Here is a circuit I use to generate a clean logic signal from a standard AC third-rail sensor.  It uses an AC optocoupler, a long RC filter, then feeds the signal into a Schmitt trigger:

I built a circuit board that has 24 of these sensors, then collects all the signals with shift registers so you can read all 24 sensors with 3 wires from an Arduino over an SPI bus:

Nice board, what package do you use for your board layouts?

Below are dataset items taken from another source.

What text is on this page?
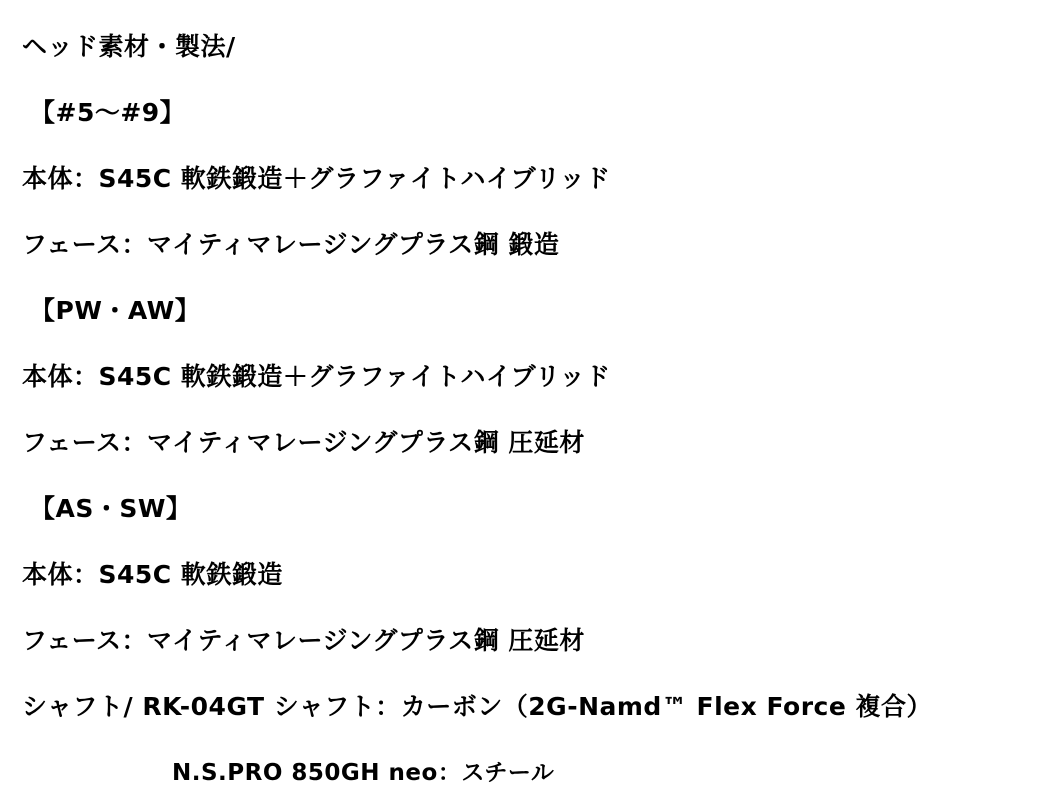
ヘッド素材・製法/
【#5〜#9】
本体：S45C 軟鉄鍛造＋グラファイトハイブリッド
フェース：マイティマレージングプラス鋼 鍛造
【PW・AW】
本体：S45C 軟鉄鍛造＋グラファイトハイブリッド
フェース：マイティマレージングプラス鋼 圧延材
【AS・SW】
本体：S45C 軟鉄鍛造
フェース：マイティマレージングプラス鋼 圧延材
シャフト/ RK-04GT シャフト：カーボン（2G-Namd™ Flex Force 複合）
N.S.PRO 850GH neo：スチール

That's pretty slick Prof. What kind of cost are we looking at (ballpark)? How many detectors on the card? Just curious, not for myself, but for others watching this conversation.

Ordered a book on the CMRI stuff and got all the datasheets for Prof Chaos' chips. Your board looks very interesting. My photo resistors don't seem to be all that reliable so far, either that or it's my Arduino code? Don't know enough to ask questions yet, but as Arnold says, 'I'll be back'.

I was over on the "Free Rails" forum this morning and saw some discussion on JMRI and thought you guys would like to read it:

http://www.freerails.com/view_...6851&forum_id=45

There's a couple of links posted by Kelly R on Oct 2nd that might be of interest to you.